The infrared image (above) reveals the skeletal structure of the galaxy, which is hidden in the Hubble image in the comparison tweet below from the team studying the galaxy.
"You can clearly see how gases funnel through the galaxy along these spiral arms and along this bar structure, which you don't see in optical light," Dr Cook says.
Grand swirling spiral M74
M74, located 31 million light-years away in the constellation of Pisces, is a stunning "grand design" spiral galaxy.
The JWST image reveals broiling spiral arms that are pockmarked with cavities.
Supplied: NASA, ESA, CSA, STScI and Judy Schmidt
Hubble's view of the galaxy is shrouded by dust.
NASA, ESA and the Hubble Heritage (STScI/AURA)-ESA/Hubble Collaboration; Acknowledgment: R. Chandar (University of Toledo) and J. Miller (University of Michigan)
"What's happened here is that a star has been born within the spiral arms and then it's gone supernova," Dr Cook says.
The shockwave from the exploding star has carved a cavity of space around it in a similar way to the Southern Ring Nebula seen in the first JWST images.
"But you're seeing individual ones of those within an entire galaxy," Dr Cook says.
Cosmic car crash
Cosmic collisions in nearby galaxies provide a window into the evolution of the early universe, says Lee Armus of the California Institute of Technology.
Dr Armus's team is studying four galaxies in our local neighbourhood, including IC 1623, located a mere 275 million light-years away in the constellation of Cetus.
The image below strips away the dust and emphasises the rich star-forming areas.

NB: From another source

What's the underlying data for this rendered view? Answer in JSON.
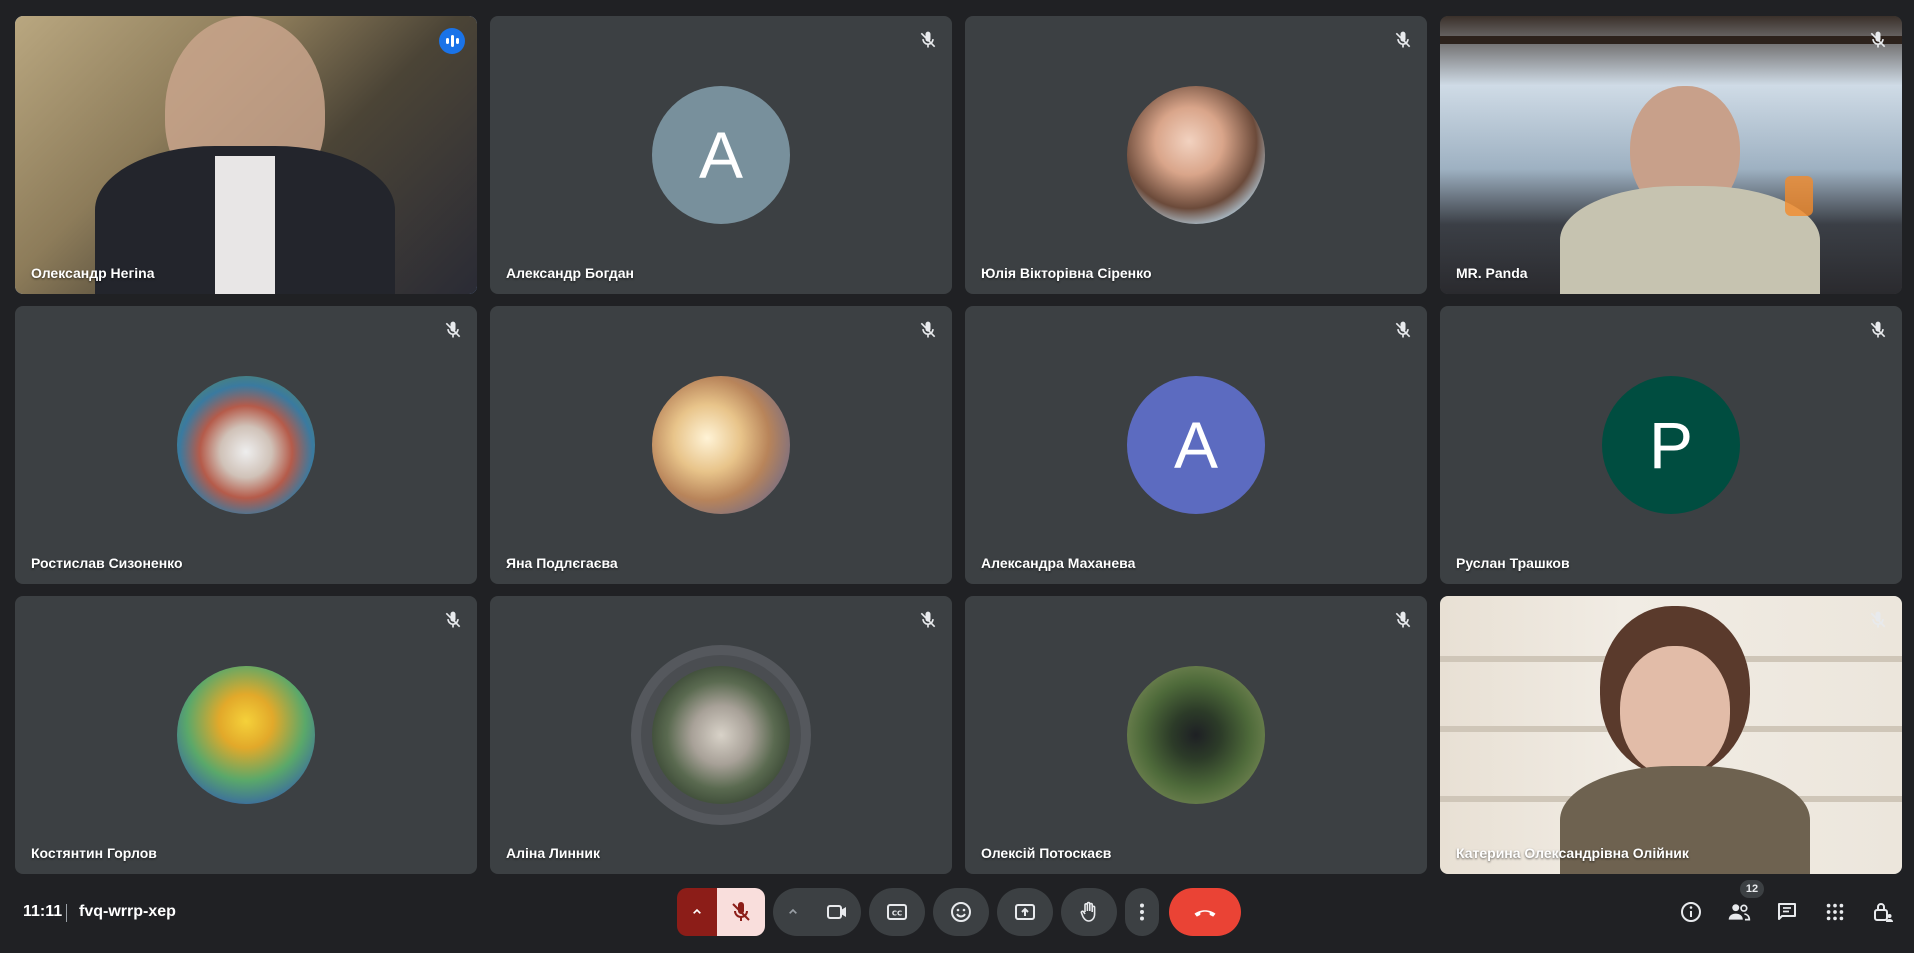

In the JWST data, the galaxy on the left of this beautiful duo is the most prominent.
Supplied: NASA/ESA/CSA/STScI/R. Colombari
In the Hubble image, the less dusty scorpion-shaped galaxy on the right is the brightest.
Supplied: ESA/Hubble/NASA, R. Chandar
"These are just the brightest of a tonne of hidden star formations that we couldn't see before," Dr Armus says.

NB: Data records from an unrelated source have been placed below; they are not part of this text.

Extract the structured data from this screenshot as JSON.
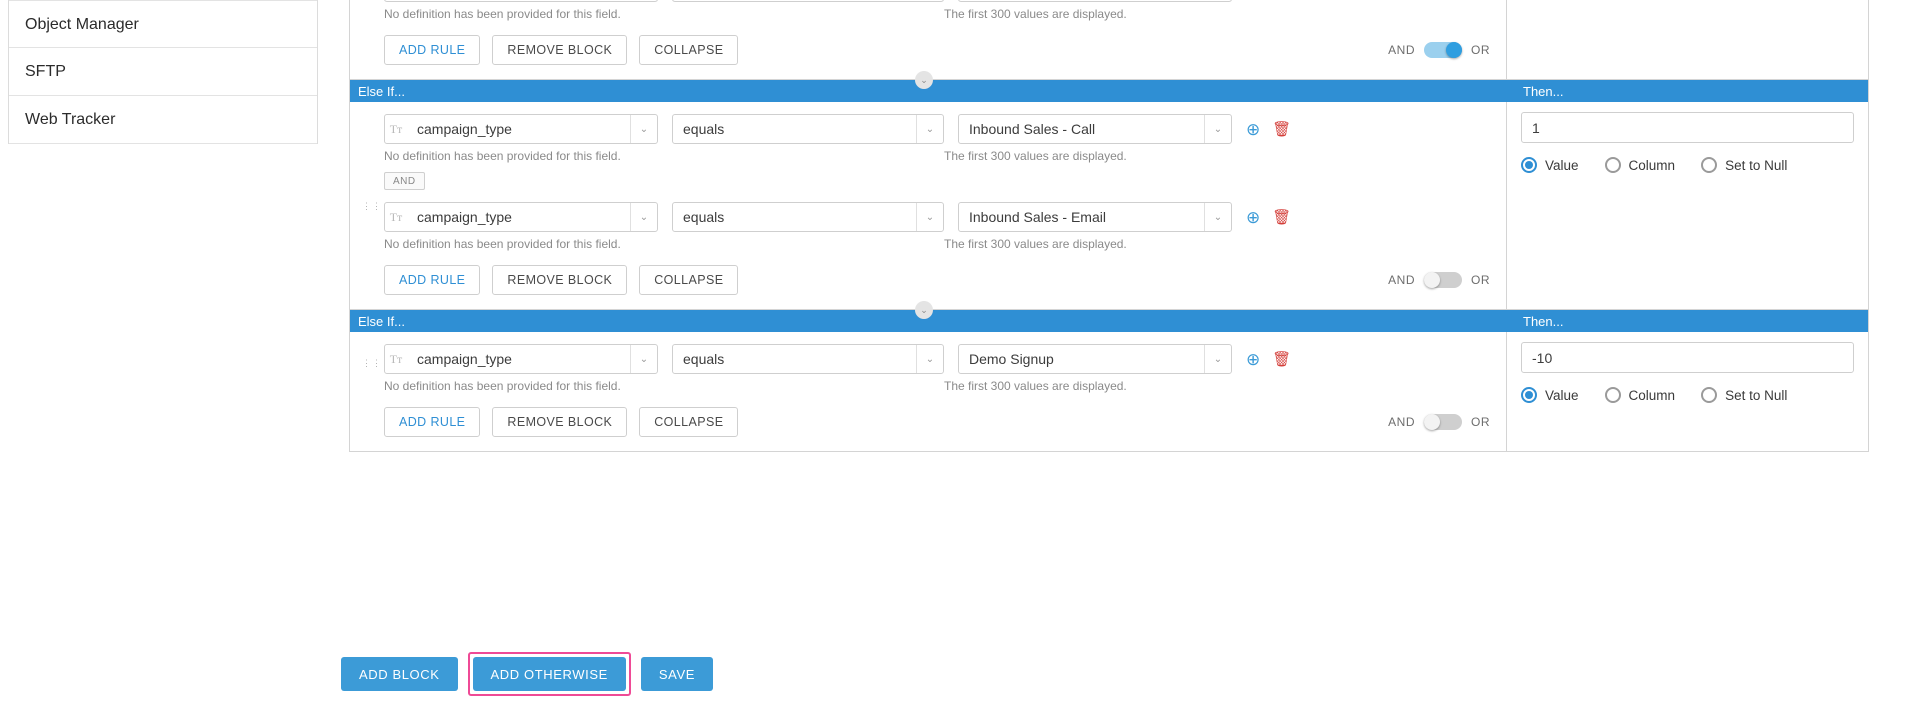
{
  "sidebar": {
    "items": [
      {
        "label": "Object Manager"
      },
      {
        "label": "SFTP"
      },
      {
        "label": "Web Tracker"
      }
    ]
  },
  "labels": {
    "field_hint": "No definition has been provided for this field.",
    "values_hint": "The first 300 values are displayed.",
    "add_rule": "ADD RULE",
    "remove_block": "REMOVE BLOCK",
    "collapse": "COLLAPSE",
    "and": "AND",
    "or": "OR",
    "and_chip": "AND",
    "else_if": "Else If...",
    "then": "Then...",
    "value": "Value",
    "column": "Column",
    "set_to_null": "Set to Null",
    "tt_icon": "Tт",
    "plus_icon": "⊕",
    "trash_icon": "🗑",
    "caret_icon": "⌄",
    "chevron_icon": "⌄"
  },
  "blocks": [
    {
      "id": "block-top-partial",
      "header_left": "",
      "header_right": "",
      "rules": [],
      "toggle_on": true,
      "show_header": false,
      "partial": true
    },
    {
      "id": "block-2",
      "header_left": "Else If...",
      "header_right": "Then...",
      "toggle_on": false,
      "rules": [
        {
          "field": "campaign_type",
          "operator": "equals",
          "value": "Inbound Sales - Call"
        },
        {
          "field": "campaign_type",
          "operator": "equals",
          "value": "Inbound Sales - Email"
        }
      ],
      "then": {
        "value": "1",
        "selected_mode": "Value"
      }
    },
    {
      "id": "block-3",
      "header_left": "Else If...",
      "header_right": "Then...",
      "toggle_on": false,
      "rules": [
        {
          "field": "campaign_type",
          "operator": "equals",
          "value": "Demo Signup"
        }
      ],
      "then": {
        "value": "-10",
        "selected_mode": "Value"
      }
    }
  ],
  "bottom_bar": {
    "add_block": "ADD BLOCK",
    "add_otherwise": "ADD OTHERWISE",
    "save": "SAVE",
    "highlight_color": "#ef4a96"
  },
  "colors": {
    "header_blue": "#2f8fd4",
    "primary_blue": "#3c9bd7",
    "link_blue": "#2f8fd4",
    "trash_red": "#d43f3a",
    "highlight_pink": "#ef4a96"
  }
}
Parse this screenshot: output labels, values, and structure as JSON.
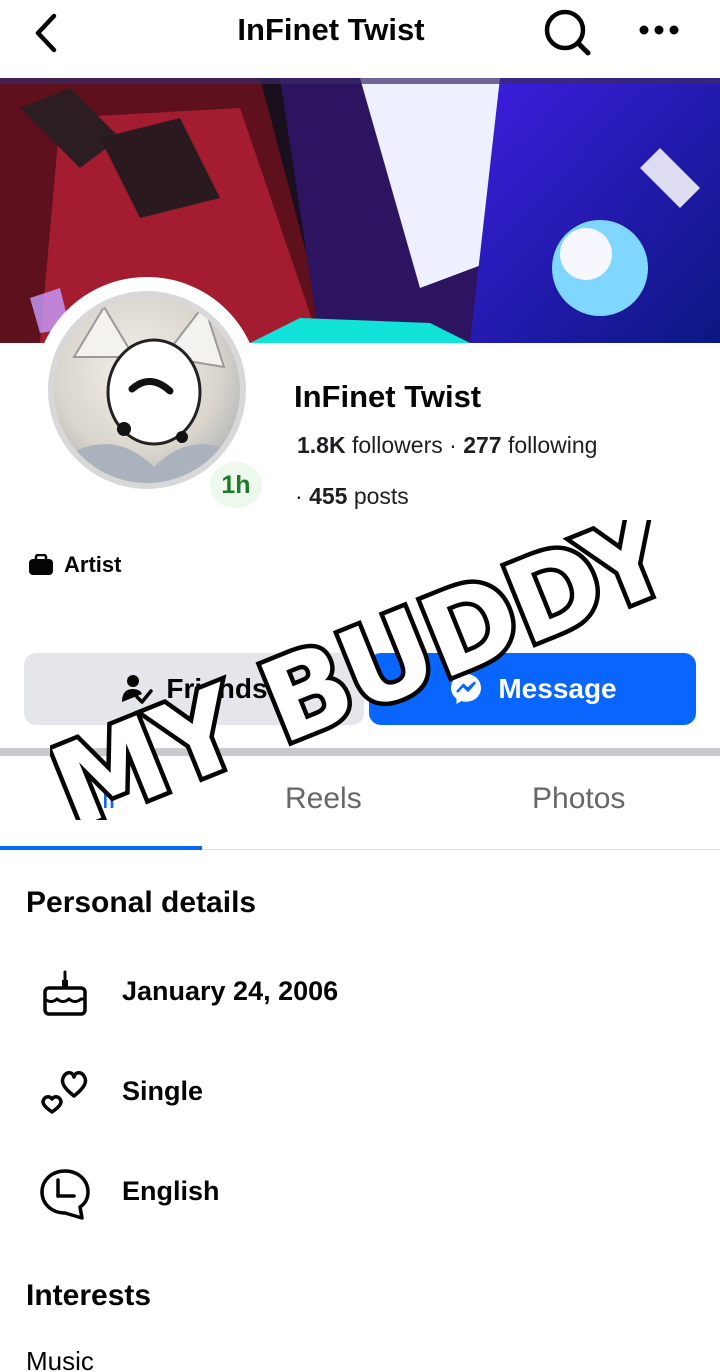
{
  "header": {
    "title": "InFinet Twist"
  },
  "profile": {
    "name": "InFinet Twist",
    "active_time": "1h",
    "followers_count": "1.8K",
    "followers_label": "followers",
    "following_count": "277",
    "following_label": "following",
    "posts_count": "455",
    "posts_label": "posts",
    "separator": "·",
    "category": "Artist"
  },
  "actions": {
    "friends_label": "Friends",
    "message_label": "Message"
  },
  "tabs": [
    {
      "label": "All"
    },
    {
      "label": "Reels"
    },
    {
      "label": "Photos"
    }
  ],
  "personal_details": {
    "title": "Personal details",
    "birthday": "January 24, 2006",
    "relationship": "Single",
    "language": "English"
  },
  "interests": {
    "title": "Interests",
    "first_item": "Music"
  },
  "sticker": {
    "text": "MY BUDDY"
  },
  "colors": {
    "accent": "#0866ff",
    "badge_green": "#1f7a2c",
    "muted": "#65676b"
  }
}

Dr Armus says the "yin and yang" difference between the two views highlights the importance of studying colliding galaxies in different wavelengths.
A different view of the galaxies (below), processed by his own team to match mid-infrared wavelengths, reveals ghostly filaments.

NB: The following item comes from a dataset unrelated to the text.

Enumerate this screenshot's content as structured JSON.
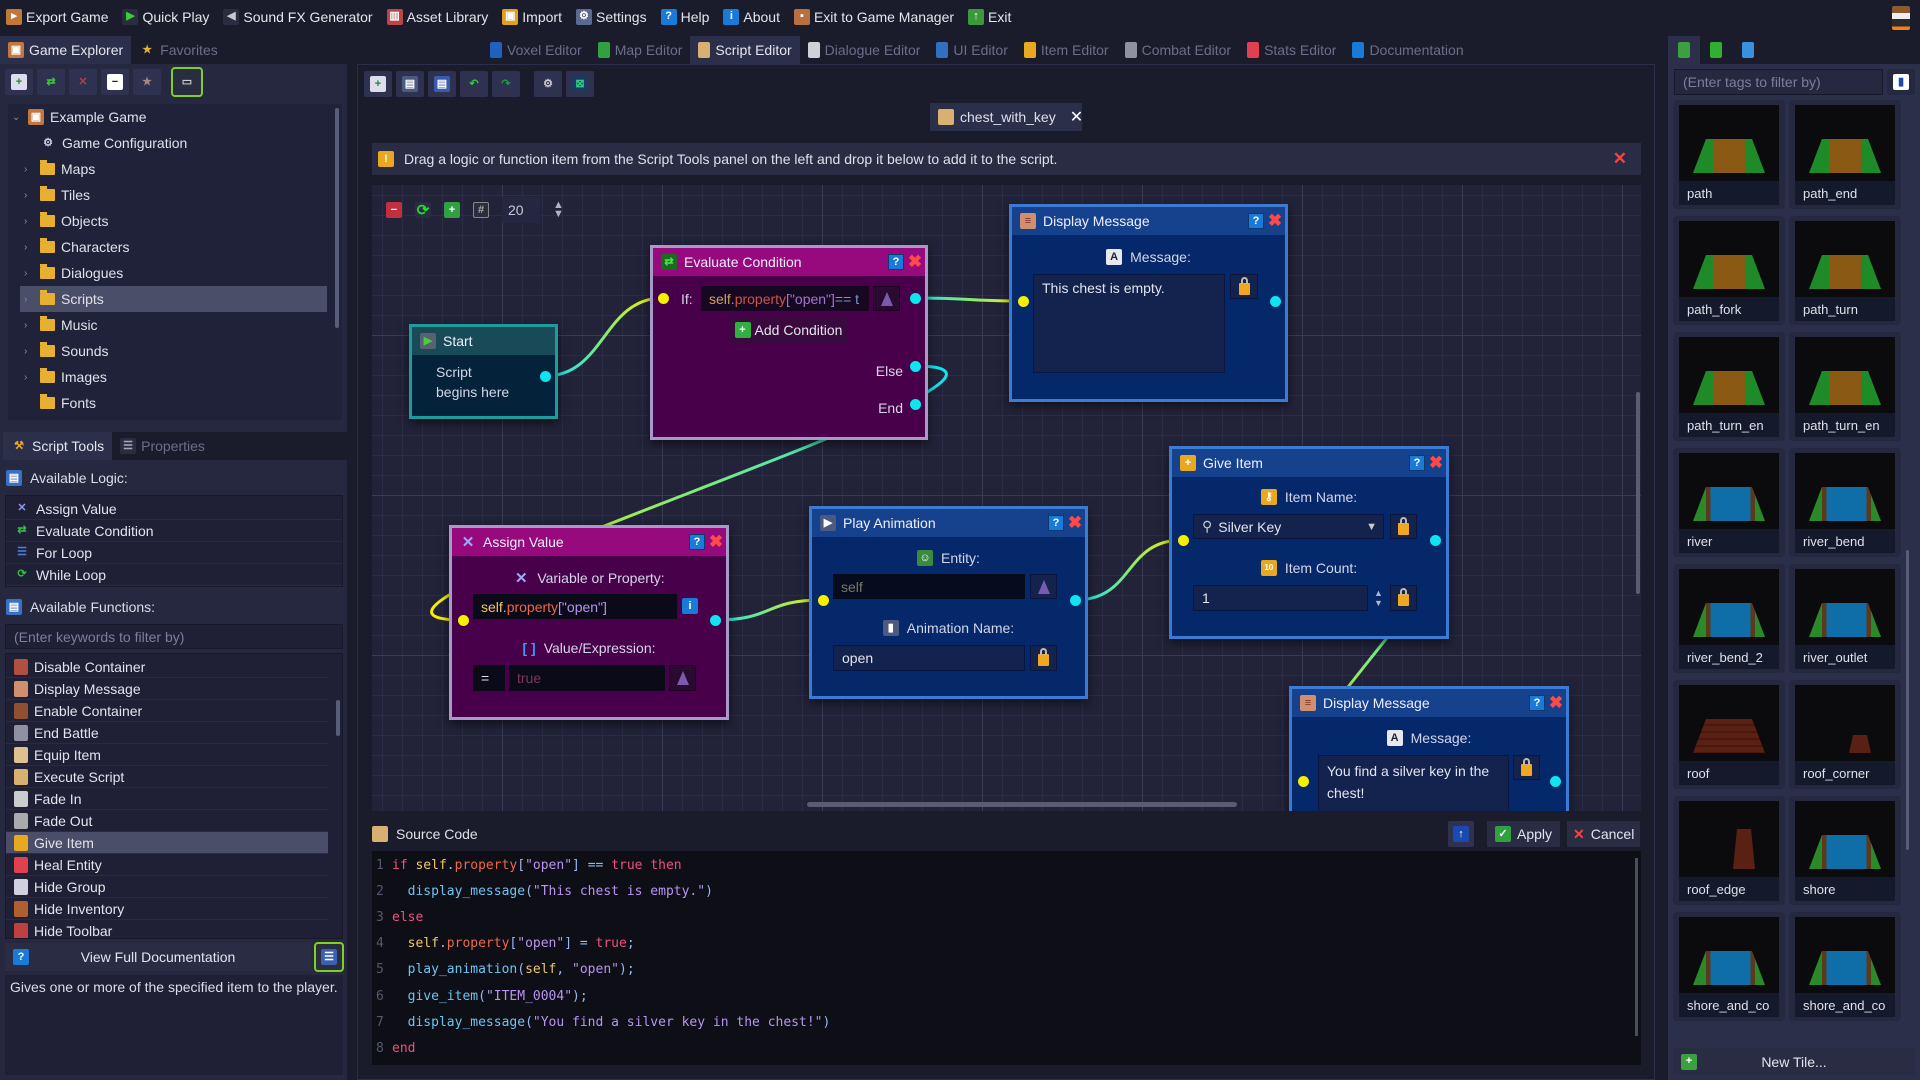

"Those are small little dust grains that are being lit up by the radiation that's coming from this burst of activity that's happening," he says.
"It's like this huge diffuse filamentary glow of dust that just goes over a much larger area than I had expected."
About 90 per cent of all the energy in the pair is coming from the heart of the galaxy on the left.
The team is not sure whether this is coming from a powerful burst of star formation, or an elusive supermassive black hole hidden deeper in the dust.
When galaxies collide, they activate supermassive black holes, which blast out jets of radiation as they feed on gas and stars that venture too close, but the team can't find one in the data they've analysed so far.
"We're having a hard time finding real evidence for [the supermassive black hole], and it could actually be much more buried than we had suspected," Dr Armus says.
But, he stresses, the team still have to complete their analyses before they come to any conclusions.
A rare cartwheel
The spectacular Cartwheel Galaxy is one of the few images officially released by the JWST team so far.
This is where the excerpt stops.